Writing for the December 10th Los Angeles Times, OpEd contributor Michael Hiltzik presents yet another example of this “new normal” and increasingly acceptable form of intimidation: “‘It was a terrifying experience,’ Kristina Lawson says… The president of the Medical Board of California, Lawson was recounting how she was stalked and intimidated by men who identified themselves as representatives of America’s Frontline Doctors, an anti-vaccine organization… Inside the parking garage attached to her San Francisco Bay Area law office Monday evening, she says, four men jumped out of an SUV that had been parked head-to-head with her car…

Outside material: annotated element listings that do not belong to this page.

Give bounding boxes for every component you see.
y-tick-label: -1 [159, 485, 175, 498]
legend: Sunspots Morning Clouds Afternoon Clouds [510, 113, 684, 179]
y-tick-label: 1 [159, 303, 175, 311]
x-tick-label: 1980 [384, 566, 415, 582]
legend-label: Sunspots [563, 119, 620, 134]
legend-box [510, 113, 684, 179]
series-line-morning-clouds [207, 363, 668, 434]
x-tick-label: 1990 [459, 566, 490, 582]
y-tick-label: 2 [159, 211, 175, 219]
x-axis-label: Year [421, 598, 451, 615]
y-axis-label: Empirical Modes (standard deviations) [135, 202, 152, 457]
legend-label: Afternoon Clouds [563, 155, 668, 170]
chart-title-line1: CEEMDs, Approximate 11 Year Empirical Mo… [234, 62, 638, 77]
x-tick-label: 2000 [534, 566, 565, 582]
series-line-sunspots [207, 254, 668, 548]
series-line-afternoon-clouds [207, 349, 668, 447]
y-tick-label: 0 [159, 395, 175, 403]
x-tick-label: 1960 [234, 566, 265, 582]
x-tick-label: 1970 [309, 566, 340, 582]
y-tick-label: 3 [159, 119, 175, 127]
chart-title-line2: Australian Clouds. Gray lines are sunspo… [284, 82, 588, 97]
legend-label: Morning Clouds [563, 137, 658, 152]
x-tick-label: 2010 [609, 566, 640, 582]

“Wielding cameras and recording equipment, they confronted her as she tried to get into her car to drive home… That was at the end of a day that she said had begun with a white SUV parked across from her driveway, and a drone flown over her house… ‘They watched my daughter drive herself to school and watched me walk out of my house, get in my car, and take my two kids to school,’ Lawson wrote on Twitter. ‘That evening ... they ambushed me in a dark parking garage when they suspected I would be alone.’.. Sadly, she’s not alone in feeling harassed. Anti-vaccination activists have become more intimidating and physical during the pandemic, in some cases driving public health officials to resign their posts…

“‘At least 300 public health department leaders have left their posts since the pandemic began, impacting 20% of Americans,’ [National Assn. of County and City Health Officials] said. ‘In many cases, they have been verbally abused and physically threatened. Their personal information has been shared, their families targeted and their offices attacked. They have been politically scapegoated by some elected officials and either fired or forced to leave their positions for standing up for the health of their communities.’…

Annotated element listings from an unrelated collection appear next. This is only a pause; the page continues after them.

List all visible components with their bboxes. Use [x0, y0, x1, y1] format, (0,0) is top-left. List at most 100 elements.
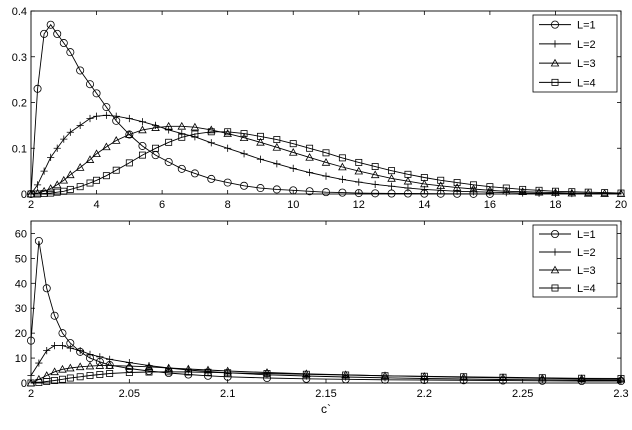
data-point — [583, 188, 593, 197]
data-point — [387, 189, 396, 198]
series-line — [30, 345, 622, 381]
data-point — [138, 141, 147, 150]
data-point — [46, 20, 55, 29]
data-point — [354, 166, 364, 175]
data-point — [371, 163, 379, 171]
data-point — [42, 284, 51, 293]
data-point — [86, 350, 94, 358]
data-point — [502, 184, 510, 192]
data-point — [112, 166, 120, 174]
data-point — [190, 169, 199, 178]
data-point — [256, 132, 264, 140]
data-point — [66, 363, 75, 372]
data-point — [262, 368, 272, 376]
data-point — [191, 130, 199, 138]
x-tick-label: 2.1 — [220, 388, 235, 400]
x-tick-label: 2.25 — [512, 388, 533, 400]
data-point — [387, 182, 396, 190]
data-point — [207, 139, 215, 147]
data-point — [224, 369, 232, 377]
series-line — [30, 125, 621, 195]
data-point — [289, 140, 297, 148]
data-point — [93, 176, 101, 184]
data-point — [106, 370, 114, 377]
data-point — [322, 172, 330, 180]
x-tick-label: 6 — [159, 199, 165, 211]
data-point — [53, 29, 62, 38]
data-point — [453, 179, 461, 187]
data-point — [138, 151, 146, 159]
legend-marker — [550, 265, 560, 274]
data-point — [40, 29, 49, 38]
data-point — [76, 183, 84, 191]
data-point — [289, 164, 297, 172]
data-point — [617, 189, 625, 197]
data-point — [96, 353, 104, 361]
data-point — [35, 359, 43, 367]
data-point — [322, 149, 330, 157]
data-point — [437, 186, 445, 194]
data-point — [387, 174, 396, 182]
data-point — [75, 362, 85, 371]
data-point — [420, 372, 428, 380]
legend-label: L=3 — [577, 58, 596, 70]
data-point — [321, 158, 331, 166]
data-point — [46, 184, 55, 192]
data-point — [85, 155, 95, 163]
data-point — [66, 48, 75, 57]
data-point — [341, 370, 350, 379]
data-point — [239, 133, 249, 142]
data-point — [305, 187, 314, 196]
data-point — [75, 163, 85, 171]
data-point — [452, 183, 462, 191]
data-point — [338, 154, 346, 162]
data-point — [306, 168, 314, 177]
data-point — [96, 371, 104, 378]
data-point — [92, 112, 101, 120]
data-point — [240, 130, 248, 138]
legend-label: L=4 — [577, 77, 596, 89]
data-point — [534, 187, 544, 196]
data-point — [85, 361, 95, 370]
legend-marker — [551, 229, 560, 238]
x-tick-label: 10 — [287, 199, 299, 211]
data-point — [144, 362, 154, 371]
data-point — [43, 347, 51, 355]
data-point — [164, 363, 173, 372]
x-tick-label: 8 — [225, 199, 231, 211]
legend-box — [532, 14, 618, 93]
x-tick-label: 20 — [615, 199, 627, 211]
data-point — [47, 189, 55, 197]
data-point — [178, 130, 186, 138]
data-point — [105, 361, 114, 369]
y-tick-label: 40 — [15, 278, 27, 290]
x-tick-label: 2 — [28, 199, 34, 211]
legend-label: L=2 — [577, 39, 596, 51]
data-point — [224, 144, 232, 152]
y-tick-label: 20 — [15, 328, 27, 340]
data-point — [470, 181, 477, 189]
data-point — [519, 185, 527, 193]
y-tick-label: 0.2 — [12, 98, 27, 110]
data-point — [51, 377, 59, 384]
y-tick-label: 10 — [15, 353, 27, 365]
data-point — [76, 373, 84, 381]
data-point — [263, 370, 271, 377]
data-point — [125, 361, 134, 370]
data-point — [453, 187, 461, 195]
data-point — [66, 128, 74, 136]
data-point — [58, 342, 67, 350]
data-point — [321, 188, 330, 197]
data-point — [338, 175, 346, 183]
chart-panel-1: 2 4 6 8 10 12 14 16 18 2000.10.20.30.4L=1L=2L=3L=… — [12, 6, 627, 211]
x-tick-label: 16 — [484, 199, 496, 211]
data-point — [404, 184, 412, 192]
data-point — [33, 84, 42, 93]
legend-label: L=4 — [577, 283, 596, 295]
y-tick-label: 60 — [15, 228, 27, 240]
data-point — [86, 80, 95, 89]
legend-label: L=1 — [577, 20, 596, 32]
data-point — [33, 181, 42, 189]
data-point — [102, 172, 110, 180]
data-point — [381, 374, 389, 382]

“In August 2020, Michelle Mello of Stanford and colleagues attributed the intensity of attacks on several other factors: ‘The general decline in civility in political discourse in the U.S., [which] has made ad hominem attacks commonplace and hollowed out traditional ways of grappling with value conflicts,’ they wrote. ‘Social media amplifies such attacks.... The environment deteriorates further when elected leaders attack their own public health officials.’” 

At what point does our right of free expression under the First Amendment cross the line into a criminal act? The answer seems fairly obvious: the intention to intimidate and force a point of view versus a simple protest and statement of position. So, I will leave you with a final thought, one which is the result of research on why a medical pandemic became horribly politicized: “A new study could shed light: Published in Proceedings of the National Academy of Sciences of the United States of America, it suggests political polarization increases as people retreat into their party identities. But more worryingly, it also suggests there exists a political ‘tipping point, beyond which extreme polarization becomes irreversible.’ If warring factions reach that point—even if the whole country were attacked by some foreign power—teamwork would be a lost cause. ‘Instead of uniting against a common threat,’ said Michael Macy, a Cornell professor and the study’s lead author, ‘the threat itself becomes yet another polarizing issue.’ ” Connie Lin, FastCompany.com. Have we “tipped” already?

I’m Peter Dekom, and you have to wonder when one of these “events” becomes so violent that it actually becomes a trigger for a full-on civil war.